第36章 暗雲
俺の顔を確認するなり、パッと笑みを浮かべる赤司くん。
「あっ!やっぱり湊さんだ。お久しぶりっす!」
「誰?知り合い?」
「美容院のモデルやった人。湊さんと話したいことあるから今日はここまででいい?」
「うん。またね。ばいばーい」
軽く手を振る女の子に向かって赤司は笑顔で手を振り返し、そのままの顔で俺をみてきた。
「いいの?彼女…なんでしょ?」
「さっき撮影終わって駅まで送ってたところ。俺はいつでもフリー突き通してるんで生まれてこのかた彼女ゼロっす!」
「そ、そうなんだ…」
随分親しそうにみえたが仕事仲間で腕を組むだろうか。
いまどきの子って分からない。
「別に隠してるわけじゃないから言うけどああいう女の子って股ゆるゆるでさ。湊さん腹減りません?俺動いた後だから腹も減っちゃって……ってかもう食べちゃった系?」
つまり彼女はアレか。
赤司くんから何となくそういう匂いが漂った感じは否めないが、撮影後に一発抜いて、彼女を駅まで送ったという経緯。
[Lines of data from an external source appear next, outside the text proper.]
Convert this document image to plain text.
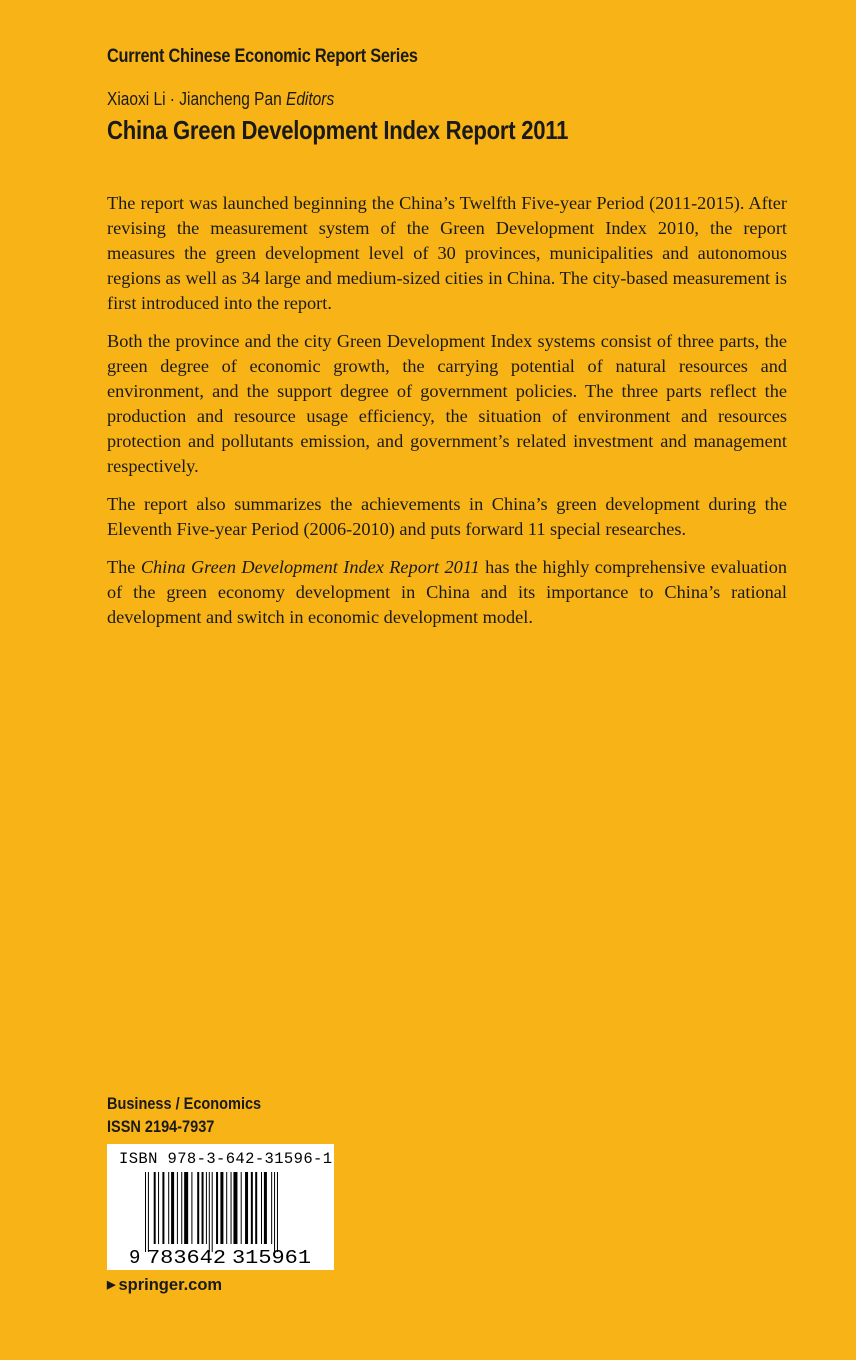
Current Chinese Economic Report Series
Xiaoxi Li · Jiancheng Pan Editors
China Green Development Index Report 2011

The report was launched beginning the China’s Twelfth Five-year Period (2011-2015). After revising the measurement system of the Green Development Index 2010, the report measures the green development level of 30 provinces, municipalities and autonomous regions as well as 34 large and medium-sized cities in China. The city-based measurement is first introduced into the report.

Both the province and the city Green Development Index systems consist of three parts, the green degree of economic growth, the carrying potential of natural resources and environment, and the support degree of government policies. The three parts reflect the production and resource usage efficiency, the situation of environment and resources protection and pollutants emission, and government’s related investment and management respectively.

The report also summarizes the achievements in China’s green development during the Eleventh Five-year Period (2006-2010) and puts forward 11 special researches.

The China Green Development Index Report 2011 has the highly comprehensive evaluation of the green economy development in China and its importance to China’s rational development and switch in economic development model.

Business / Economics
ISSN 2194-7937
ISBN 978-3-642-31596-1
9 783642 315961
▶ springer.com
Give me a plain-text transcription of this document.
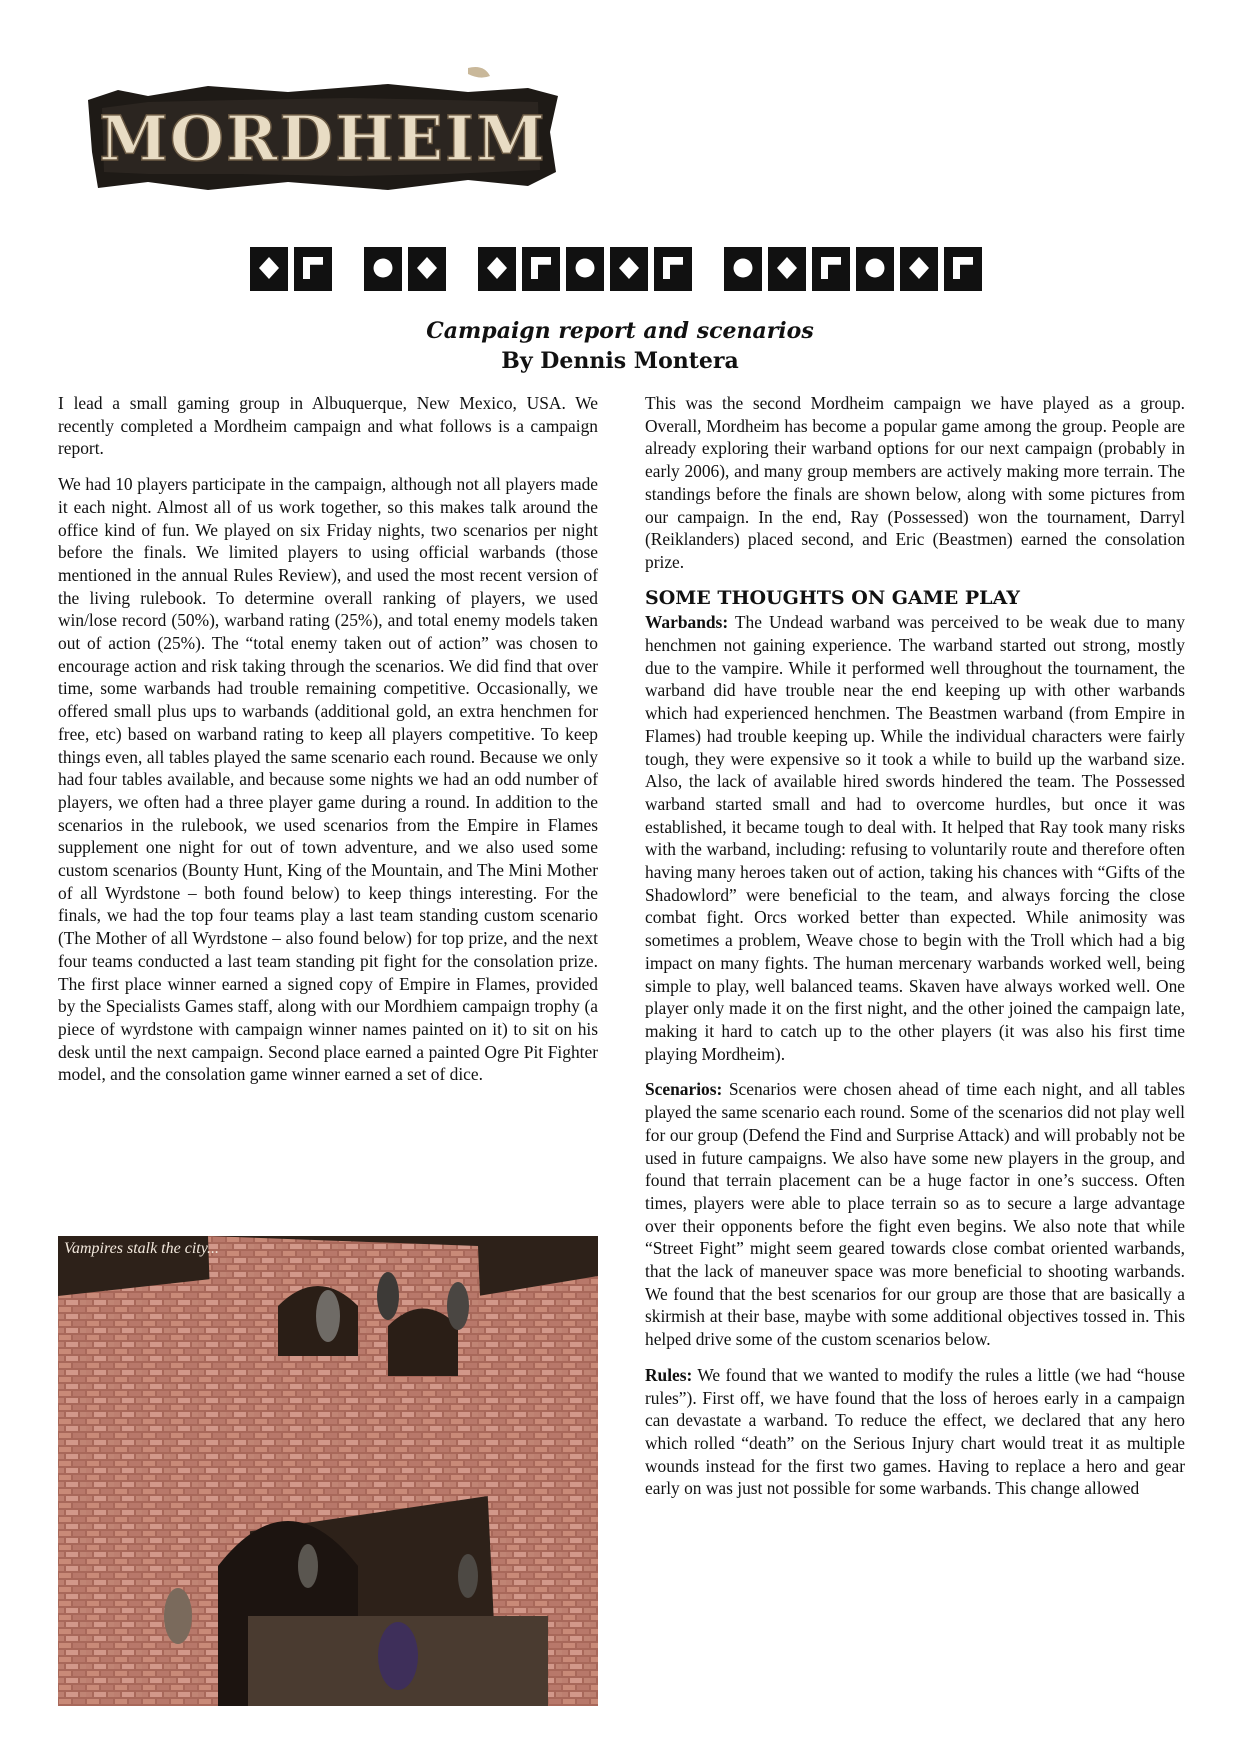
MORDHEIM
Campaign report and scenarios
By Dennis Montera

I lead a small gaming group in Albuquerque, New Mexico, USA. We recently completed a Mordheim campaign and what follows is a campaign report.

We had 10 players participate in the campaign, although not all players made it each night. Almost all of us work together, so this makes talk around the office kind of fun. We played on six Friday nights, two scenarios per night before the finals. We limited players to using official warbands (those mentioned in the annual Rules Review), and used the most recent version of the living rulebook. To determine overall ranking of players, we used win/lose record (50%), warband rating (25%), and total enemy models taken out of action (25%). The “total enemy taken out of action” was chosen to encourage action and risk taking through the scenarios. We did find that over time, some warbands had trouble remaining competitive. Occasionally, we offered small plus ups to warbands (additional gold, an extra henchmen for free, etc) based on warband rating to keep all players competitive. To keep things even, all tables played the same scenario each round. Because we only had four tables available, and because some nights we had an odd number of players, we often had a three player game during a round. In addition to the scenarios in the rulebook, we used scenarios from the Empire in Flames supplement one night for out of town adventure, and we also used some custom scenarios (Bounty Hunt, King of the Mountain, and The Mini Mother of all Wyrdstone – both found below) to keep things interesting. For the finals, we had the top four teams play a last team standing custom scenario (The Mother of all Wyrdstone – also found below) for top prize, and the next four teams conducted a last team standing pit fight for the consolation prize. The first place winner earned a signed copy of Empire in Flames, provided by the Specialists Games staff, along with our Mordhiem campaign trophy (a piece of wyrdstone with campaign winner names painted on it) to sit on his desk until the next campaign. Second place earned a painted Ogre Pit Fighter model, and the consolation game winner earned a set of dice.

Vampires stalk the city...

This was the second Mordheim campaign we have played as a group. Overall, Mordheim has become a popular game among the group. People are already exploring their warband options for our next campaign (probably in early 2006), and many group members are actively making more terrain. The standings before the finals are shown below, along with some pictures from our campaign. In the end, Ray (Possessed) won the tournament, Darryl (Reiklanders) placed second, and Eric (Beastmen) earned the consolation prize.

SOME THOUGHTS ON GAME PLAY

Warbands: The Undead warband was perceived to be weak due to many henchmen not gaining experience. The warband started out strong, mostly due to the vampire. While it performed well throughout the tournament, the warband did have trouble near the end keeping up with other warbands which had experienced henchmen. The Beastmen warband (from Empire in Flames) had trouble keeping up. While the individual characters were fairly tough, they were expensive so it took a while to build up the warband size. Also, the lack of available hired swords hindered the team. The Possessed warband started small and had to overcome hurdles, but once it was established, it became tough to deal with. It helped that Ray took many risks with the warband, including: refusing to voluntarily route and therefore often having many heroes taken out of action, taking his chances with “Gifts of the Shadowlord” were beneficial to the team, and always forcing the close combat fight. Orcs worked better than expected. While animosity was sometimes a problem, Weave chose to begin with the Troll which had a big impact on many fights. The human mercenary warbands worked well, being simple to play, well balanced teams. Skaven have always worked well. One player only made it on the first night, and the other joined the campaign late, making it hard to catch up to the other players (it was also his first time playing Mordheim).

Scenarios: Scenarios were chosen ahead of time each night, and all tables played the same scenario each round. Some of the scenarios did not play well for our group (Defend the Find and Surprise Attack) and will probably not be used in future campaigns. We also have some new players in the group, and found that terrain placement can be a huge factor in one’s success. Often times, players were able to place terrain so as to secure a large advantage over their opponents before the fight even begins. We also note that while “Street Fight” might seem geared towards close combat oriented warbands, that the lack of maneuver space was more beneficial to shooting warbands. We found that the best scenarios for our group are those that are basically a skirmish at their base, maybe with some additional objectives tossed in. This helped drive some of the custom scenarios below.

Rules: We found that we wanted to modify the rules a little (we had “house rules”). First off, we have found that the loss of heroes early in a campaign can devastate a warband. To reduce the effect, we declared that any hero which rolled “death” on the Serious Injury chart would treat it as multiple wounds instead for the first two games. Having to replace a hero and gear early on was just not possible for some warbands. This change allowed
サラリーマンが働いている昼間っからよくもまあお盛んだこと。
「俺みたいなの軽蔑する?」
「ま、まあ…」
「へえー意外。そういうことハッキリ言えるっていう意味で。俺、湊さんのこと好きだったけど嫌われちゃったかぁ」
「い、いや…。君は不貞操だけど気さくで明るくて根はいい子なんだと思う」
お世辞を言うつもりはなくて、思ったことを口にすると赤司くんはキョトンした表情を浮かべた。
「確かに俺は人と話すのが楽しいからどんな時でも大抵は明るく振舞える。でも、根はあんまり褒められたモンじゃない」
「それ、自分で言っちゃう?」
「自分のことは自分が一番分かってるさ。俺って性格こじらせてはいないけど歪んでんだよね」
そう言って赤司くんは少しだけ虚しそうに笑った。